A crise existe mas ela é perfeitamente manejável com quem trabalha para o Brasil, hoje a crise é matéria prima na mão dos "economistas de mercado" e é para dominar e extorquir o Brasil, como o sócio do meu amigo está fazendo.
A propósito, desculpem a imodéstia, mas eu previ exatamente que isso iria acontecer em meu livro A ESCOLA DO RIO sobre o que iriam fazer com o Brasil os economistas da PUC-Rio na sequência do Plano Real, isso há vinte anos atrás; infelizmente estão fazendo o que eu disse que fariam porque é da lógica do modelo.
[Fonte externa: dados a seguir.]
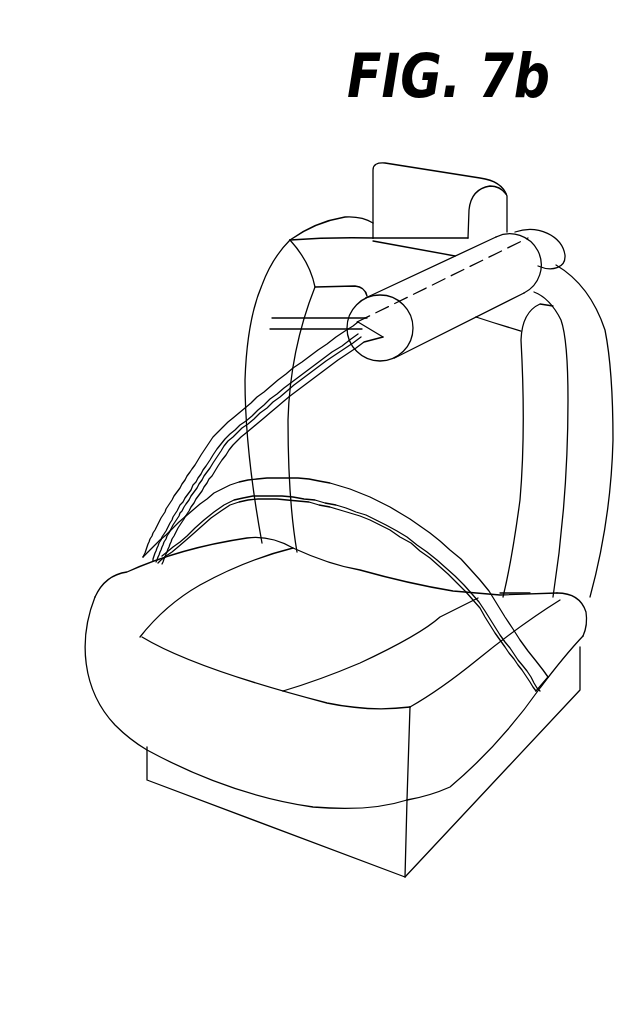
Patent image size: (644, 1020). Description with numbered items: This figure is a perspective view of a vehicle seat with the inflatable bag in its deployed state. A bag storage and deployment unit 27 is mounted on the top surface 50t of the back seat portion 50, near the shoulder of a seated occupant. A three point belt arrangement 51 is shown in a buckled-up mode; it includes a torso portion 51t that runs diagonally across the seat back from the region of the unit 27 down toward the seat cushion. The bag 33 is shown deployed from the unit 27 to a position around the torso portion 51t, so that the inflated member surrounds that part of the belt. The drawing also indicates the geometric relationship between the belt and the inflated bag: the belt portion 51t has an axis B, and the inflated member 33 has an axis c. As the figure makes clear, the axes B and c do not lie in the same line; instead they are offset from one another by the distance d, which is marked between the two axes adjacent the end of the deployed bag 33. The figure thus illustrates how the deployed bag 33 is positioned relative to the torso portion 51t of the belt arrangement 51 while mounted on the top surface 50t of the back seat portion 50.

The bag storage and deployment unit 27 is at (550, 247).
The bag 33 is at (453, 330).
The back seat portion 50 is at (349, 512).
The top surface 50t is at (347, 228).
The three point belt arrangement 51 is at (280, 443).
The torso portion 51t is at (227, 427).
The axis of belt portion B is at (277, 382).
The axis of inflated member c is at (489, 256).
The offset distance d is at (290, 320).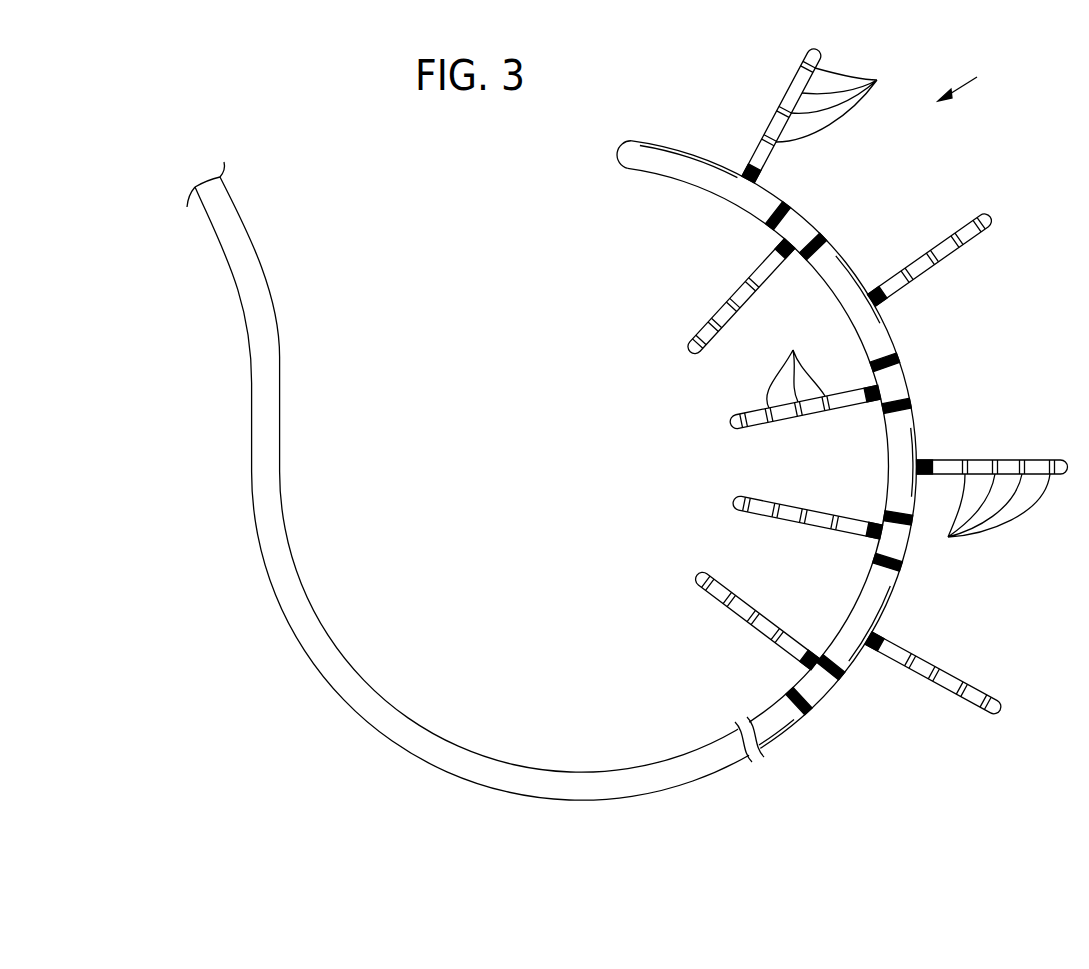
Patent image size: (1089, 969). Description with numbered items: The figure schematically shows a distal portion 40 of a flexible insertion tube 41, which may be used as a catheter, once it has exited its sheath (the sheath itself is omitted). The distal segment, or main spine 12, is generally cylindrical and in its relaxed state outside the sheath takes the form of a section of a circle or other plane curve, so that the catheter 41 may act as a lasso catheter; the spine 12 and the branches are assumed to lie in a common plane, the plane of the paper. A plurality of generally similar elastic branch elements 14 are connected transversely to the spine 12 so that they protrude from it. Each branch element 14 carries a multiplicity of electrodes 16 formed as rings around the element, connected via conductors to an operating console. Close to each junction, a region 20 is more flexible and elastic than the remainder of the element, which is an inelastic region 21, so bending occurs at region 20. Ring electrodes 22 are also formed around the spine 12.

The distal segment 12 is at (551, 447).
The elastic branch elements 14 is at (788, 93).
The electrodes 16 is at (908, 317).
The region 20 is at (744, 163).
The inelastic region 21 is at (967, 250).
The ring electrodes 22 is at (810, 250).
The distal portion 40 is at (974, 79).
The flexible insertion tube 41 is at (573, 773).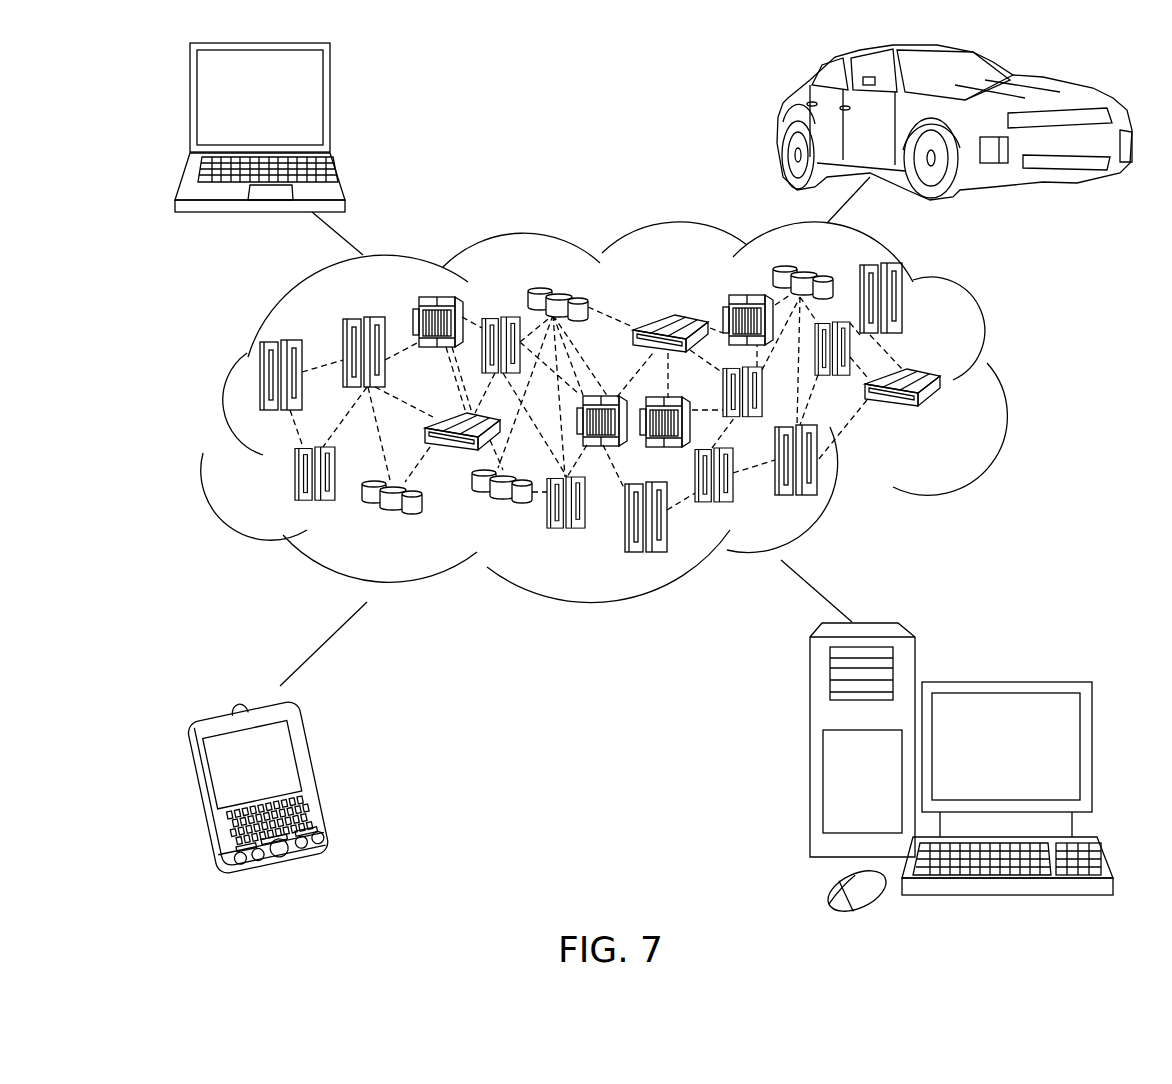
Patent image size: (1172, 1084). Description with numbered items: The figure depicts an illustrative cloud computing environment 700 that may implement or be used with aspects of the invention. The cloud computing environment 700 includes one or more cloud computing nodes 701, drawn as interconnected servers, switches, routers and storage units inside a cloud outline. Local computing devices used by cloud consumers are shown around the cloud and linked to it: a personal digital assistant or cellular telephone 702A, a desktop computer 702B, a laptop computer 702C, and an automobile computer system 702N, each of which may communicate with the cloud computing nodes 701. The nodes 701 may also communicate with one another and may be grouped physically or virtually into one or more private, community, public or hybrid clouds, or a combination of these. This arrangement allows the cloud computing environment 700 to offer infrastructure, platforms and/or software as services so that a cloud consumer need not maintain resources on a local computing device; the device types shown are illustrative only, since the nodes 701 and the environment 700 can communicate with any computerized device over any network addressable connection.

The cloud computing environment 700 is at (1000, 386).
The cloud computing nodes 701 is at (956, 421).
The personal digital assistant (PDA) or cellular telephone 702A is at (322, 778).
The desktop computer 702B is at (1003, 680).
The laptop computer 702C is at (332, 107).
The automobile computer system 702N is at (780, 118).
Acima a biografia de William Rhodes, banqueiro do Citibank da velha geração pré-Real, nada a ver com os economistas de mercado, era um banqueiro de verdade: não importava a crise, procurava salvar o cliente e fazê-lo prosperar novamente, fazia qualquer negócio com dívidas impagáveis, ao contrário dos de hoje, não trabalhava para aumentar a crise mas sim para resolvê-la o mais rapidamente possível. Resolveu as grandes quebras da década de 90, Rússia, Coreia do Sul, Tailândia, México e Brasil, sem perder o otimismo, faltam banqueiros dessa estirpe hoje. (Fonte: aqui).